“The truth I wanted to speak about is the ways in which I have felt invited into spaces, and the ways in which I’m trying and attempting to radically invite people into my space. A space that is rarified, but not only class, but cultural literacy, and a lot of other factors that bar people from entering a theater…” — Jeremy O. Harris
For today’s Black History Month post, we’re going a tiny bit out of our purview to bring you this talk by Jeremy O. Harris at last fall’s Creative Time Summit X. Harris, the playwright of the acclaimed and controversial Slave Play on Broadway, speaks about creating inclusivity in the arts, and “radically inviting” new audiences – lessons that apply across the arts.
From Creative Time:
ABOUT SPEAKING TRUTH | SUMMIT X
Can speaking truth to power unravel the age of disillusion we find ourselves in?
As fierce debates about the nature of truth rage on globally, Speaking Truth | Summit X explores radical truth-telling and its implications, manifestations, potentialities, and challenges across disparate yet interconnected fields.
ABOUT THIS SECTION
Speakers in this section analyze how we can offset the political effects that shape our present condition by re-imagining various forms of institutional, physical, and mental decolonization through empowering fictions and future utopias of togetherness. We address the effects of fiction that are critical in drawing attention to the framing mechanisms of deception and explore how art and culture have the capacity to experiment with strategies of deception and fiction that catalyze change.
ABOUT JEREMY O. HARRIS
“Being a black body in the world makes you feel kind of insane. You feel like you always want to laugh and you always don’t.”

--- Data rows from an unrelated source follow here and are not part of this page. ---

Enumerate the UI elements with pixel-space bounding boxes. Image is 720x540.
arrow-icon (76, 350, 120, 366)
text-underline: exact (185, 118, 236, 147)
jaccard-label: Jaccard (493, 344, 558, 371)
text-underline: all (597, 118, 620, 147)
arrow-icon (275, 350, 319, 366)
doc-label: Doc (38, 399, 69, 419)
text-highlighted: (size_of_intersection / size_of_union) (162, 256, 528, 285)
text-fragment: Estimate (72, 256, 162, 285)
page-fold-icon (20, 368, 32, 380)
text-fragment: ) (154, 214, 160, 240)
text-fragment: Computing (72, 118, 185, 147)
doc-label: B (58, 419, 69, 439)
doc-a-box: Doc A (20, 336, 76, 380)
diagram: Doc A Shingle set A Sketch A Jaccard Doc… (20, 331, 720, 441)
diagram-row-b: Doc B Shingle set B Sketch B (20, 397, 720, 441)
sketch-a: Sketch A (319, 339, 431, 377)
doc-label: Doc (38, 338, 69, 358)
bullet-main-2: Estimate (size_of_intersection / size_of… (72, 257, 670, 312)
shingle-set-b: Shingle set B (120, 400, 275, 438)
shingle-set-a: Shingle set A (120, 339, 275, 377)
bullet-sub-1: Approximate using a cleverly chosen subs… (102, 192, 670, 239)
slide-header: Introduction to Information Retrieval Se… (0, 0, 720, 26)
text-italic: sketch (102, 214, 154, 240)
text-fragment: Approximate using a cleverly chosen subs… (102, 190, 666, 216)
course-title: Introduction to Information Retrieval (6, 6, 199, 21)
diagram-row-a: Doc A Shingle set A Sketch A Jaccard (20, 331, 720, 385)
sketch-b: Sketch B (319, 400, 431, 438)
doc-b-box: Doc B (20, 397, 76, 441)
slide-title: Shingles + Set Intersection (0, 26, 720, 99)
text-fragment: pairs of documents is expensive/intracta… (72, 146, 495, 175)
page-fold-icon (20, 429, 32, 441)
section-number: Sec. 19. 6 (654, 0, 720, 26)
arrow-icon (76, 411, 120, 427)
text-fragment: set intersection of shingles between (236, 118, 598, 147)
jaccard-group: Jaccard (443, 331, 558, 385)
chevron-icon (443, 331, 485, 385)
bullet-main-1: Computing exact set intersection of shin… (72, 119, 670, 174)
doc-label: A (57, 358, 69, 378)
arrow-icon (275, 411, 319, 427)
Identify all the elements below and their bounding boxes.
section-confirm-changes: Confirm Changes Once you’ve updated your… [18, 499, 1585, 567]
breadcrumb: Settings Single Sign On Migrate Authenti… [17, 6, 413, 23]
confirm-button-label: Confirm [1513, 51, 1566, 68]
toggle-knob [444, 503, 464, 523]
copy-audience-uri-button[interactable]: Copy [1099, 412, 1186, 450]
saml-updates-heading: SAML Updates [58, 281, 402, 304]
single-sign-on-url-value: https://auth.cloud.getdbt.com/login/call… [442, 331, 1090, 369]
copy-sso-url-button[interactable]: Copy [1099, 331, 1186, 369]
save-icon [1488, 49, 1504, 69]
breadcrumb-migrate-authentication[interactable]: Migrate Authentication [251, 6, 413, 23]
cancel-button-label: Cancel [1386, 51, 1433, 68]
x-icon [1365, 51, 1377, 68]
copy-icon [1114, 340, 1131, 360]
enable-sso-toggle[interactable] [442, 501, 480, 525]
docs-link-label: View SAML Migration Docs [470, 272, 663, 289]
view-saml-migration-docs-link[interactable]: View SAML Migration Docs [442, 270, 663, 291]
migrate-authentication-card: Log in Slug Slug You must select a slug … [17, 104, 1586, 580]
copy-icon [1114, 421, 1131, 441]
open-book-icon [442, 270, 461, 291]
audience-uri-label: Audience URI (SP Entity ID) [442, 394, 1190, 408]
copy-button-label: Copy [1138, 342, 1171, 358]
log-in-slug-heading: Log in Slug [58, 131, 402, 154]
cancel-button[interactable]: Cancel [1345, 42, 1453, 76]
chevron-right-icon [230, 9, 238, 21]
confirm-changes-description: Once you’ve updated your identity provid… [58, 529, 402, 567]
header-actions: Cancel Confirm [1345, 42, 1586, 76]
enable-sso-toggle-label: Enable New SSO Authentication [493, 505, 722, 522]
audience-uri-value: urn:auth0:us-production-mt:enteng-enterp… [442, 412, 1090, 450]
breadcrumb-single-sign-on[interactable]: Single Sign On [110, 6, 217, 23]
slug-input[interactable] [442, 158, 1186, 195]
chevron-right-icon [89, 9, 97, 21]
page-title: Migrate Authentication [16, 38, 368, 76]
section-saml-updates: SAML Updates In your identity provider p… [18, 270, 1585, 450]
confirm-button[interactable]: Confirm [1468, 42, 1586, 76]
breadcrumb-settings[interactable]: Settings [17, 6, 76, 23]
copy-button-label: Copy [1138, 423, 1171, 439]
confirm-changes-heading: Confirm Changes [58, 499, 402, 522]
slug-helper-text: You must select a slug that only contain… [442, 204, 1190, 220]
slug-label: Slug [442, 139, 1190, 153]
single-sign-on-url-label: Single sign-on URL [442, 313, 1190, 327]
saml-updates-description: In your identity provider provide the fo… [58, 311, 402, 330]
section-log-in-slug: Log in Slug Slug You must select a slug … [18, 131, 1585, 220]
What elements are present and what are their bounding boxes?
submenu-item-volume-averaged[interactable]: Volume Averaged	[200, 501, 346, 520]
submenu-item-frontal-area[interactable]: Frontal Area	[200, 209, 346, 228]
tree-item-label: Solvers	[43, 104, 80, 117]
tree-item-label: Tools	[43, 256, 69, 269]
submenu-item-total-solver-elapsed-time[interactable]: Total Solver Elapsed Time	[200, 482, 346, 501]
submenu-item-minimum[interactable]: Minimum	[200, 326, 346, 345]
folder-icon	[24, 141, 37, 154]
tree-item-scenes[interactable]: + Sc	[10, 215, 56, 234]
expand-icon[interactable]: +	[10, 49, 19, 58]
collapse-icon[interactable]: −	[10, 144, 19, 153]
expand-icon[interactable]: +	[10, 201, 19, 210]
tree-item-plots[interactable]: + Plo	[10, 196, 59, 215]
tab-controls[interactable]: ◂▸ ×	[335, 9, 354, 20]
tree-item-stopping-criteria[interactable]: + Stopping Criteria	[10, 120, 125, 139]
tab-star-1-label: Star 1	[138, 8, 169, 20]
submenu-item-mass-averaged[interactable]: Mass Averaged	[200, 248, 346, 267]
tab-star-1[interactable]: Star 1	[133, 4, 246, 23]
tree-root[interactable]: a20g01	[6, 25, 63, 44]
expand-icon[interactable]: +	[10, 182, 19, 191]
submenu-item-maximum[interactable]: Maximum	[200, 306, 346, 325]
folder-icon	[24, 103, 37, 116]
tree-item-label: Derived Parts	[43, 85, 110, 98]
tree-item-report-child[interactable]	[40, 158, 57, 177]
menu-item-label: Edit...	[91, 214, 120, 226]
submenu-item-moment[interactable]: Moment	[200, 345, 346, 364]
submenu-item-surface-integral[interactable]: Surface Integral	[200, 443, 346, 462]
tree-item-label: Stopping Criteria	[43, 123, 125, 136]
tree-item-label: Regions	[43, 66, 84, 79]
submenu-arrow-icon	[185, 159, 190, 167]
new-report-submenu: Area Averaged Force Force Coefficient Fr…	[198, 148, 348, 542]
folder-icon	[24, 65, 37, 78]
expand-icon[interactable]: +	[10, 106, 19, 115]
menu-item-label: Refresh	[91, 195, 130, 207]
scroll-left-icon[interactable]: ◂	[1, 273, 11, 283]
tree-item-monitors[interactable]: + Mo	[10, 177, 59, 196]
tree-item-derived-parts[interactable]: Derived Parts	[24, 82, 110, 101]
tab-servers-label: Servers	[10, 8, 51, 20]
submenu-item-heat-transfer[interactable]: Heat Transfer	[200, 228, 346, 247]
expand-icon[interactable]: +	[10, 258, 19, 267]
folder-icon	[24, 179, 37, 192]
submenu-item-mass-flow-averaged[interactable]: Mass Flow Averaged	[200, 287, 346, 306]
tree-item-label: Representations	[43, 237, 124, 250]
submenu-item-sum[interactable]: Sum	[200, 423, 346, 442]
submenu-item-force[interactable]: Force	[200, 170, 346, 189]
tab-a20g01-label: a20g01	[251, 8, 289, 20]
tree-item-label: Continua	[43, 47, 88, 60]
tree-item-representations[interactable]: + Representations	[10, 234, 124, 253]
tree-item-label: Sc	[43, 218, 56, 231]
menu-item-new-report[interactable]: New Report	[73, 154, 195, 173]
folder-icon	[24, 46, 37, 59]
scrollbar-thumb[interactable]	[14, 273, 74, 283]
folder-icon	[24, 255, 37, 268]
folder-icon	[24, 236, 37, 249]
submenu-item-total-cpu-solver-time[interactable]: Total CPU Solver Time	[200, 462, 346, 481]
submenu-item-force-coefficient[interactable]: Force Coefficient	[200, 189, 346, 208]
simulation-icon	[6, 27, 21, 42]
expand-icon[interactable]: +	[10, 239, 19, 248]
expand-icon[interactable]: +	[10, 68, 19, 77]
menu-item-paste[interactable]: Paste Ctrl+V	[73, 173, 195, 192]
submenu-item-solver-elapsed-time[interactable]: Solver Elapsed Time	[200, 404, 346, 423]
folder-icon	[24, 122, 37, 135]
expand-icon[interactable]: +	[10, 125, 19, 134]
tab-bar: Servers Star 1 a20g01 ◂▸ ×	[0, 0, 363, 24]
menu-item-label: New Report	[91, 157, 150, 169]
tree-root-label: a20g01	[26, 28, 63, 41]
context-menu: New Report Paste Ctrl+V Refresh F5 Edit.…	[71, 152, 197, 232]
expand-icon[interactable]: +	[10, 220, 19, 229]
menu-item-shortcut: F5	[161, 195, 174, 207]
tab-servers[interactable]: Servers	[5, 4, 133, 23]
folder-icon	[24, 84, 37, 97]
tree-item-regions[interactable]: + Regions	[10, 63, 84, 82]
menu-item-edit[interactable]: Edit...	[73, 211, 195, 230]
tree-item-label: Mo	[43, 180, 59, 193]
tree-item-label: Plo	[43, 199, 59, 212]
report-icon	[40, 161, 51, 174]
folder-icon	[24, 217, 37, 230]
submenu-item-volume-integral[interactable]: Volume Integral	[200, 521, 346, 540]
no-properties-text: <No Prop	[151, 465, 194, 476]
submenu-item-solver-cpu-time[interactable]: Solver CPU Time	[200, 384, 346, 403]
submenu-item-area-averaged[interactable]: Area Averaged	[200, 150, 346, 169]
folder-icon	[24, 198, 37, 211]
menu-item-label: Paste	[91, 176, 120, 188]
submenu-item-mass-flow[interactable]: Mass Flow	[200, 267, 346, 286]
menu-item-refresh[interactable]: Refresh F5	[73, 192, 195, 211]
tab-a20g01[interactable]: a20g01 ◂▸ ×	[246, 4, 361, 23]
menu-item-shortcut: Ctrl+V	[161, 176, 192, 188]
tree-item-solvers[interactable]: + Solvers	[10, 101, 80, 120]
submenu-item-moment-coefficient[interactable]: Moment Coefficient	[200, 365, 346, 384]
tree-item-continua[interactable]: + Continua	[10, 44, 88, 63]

Jeremy O. Harris is a writer and performer who combines contemporary art, popular music, and theory into provocative theater. His full-length plays include Slave Play, “Daddy”, Xander Xyst, Dragon:1, and WATER SPORTS; or insignificant white boys. He is the 11th recipient of the Vineyard Theatre’s Paula Vogel Playwrighting Award, a 2016 MacDowell Colony Fellow, an Orchard Project Greenhouse artist, a resident playwright with Colt Coeur, and is under commission from Lincoln Center Theater and Playwrights Horizons.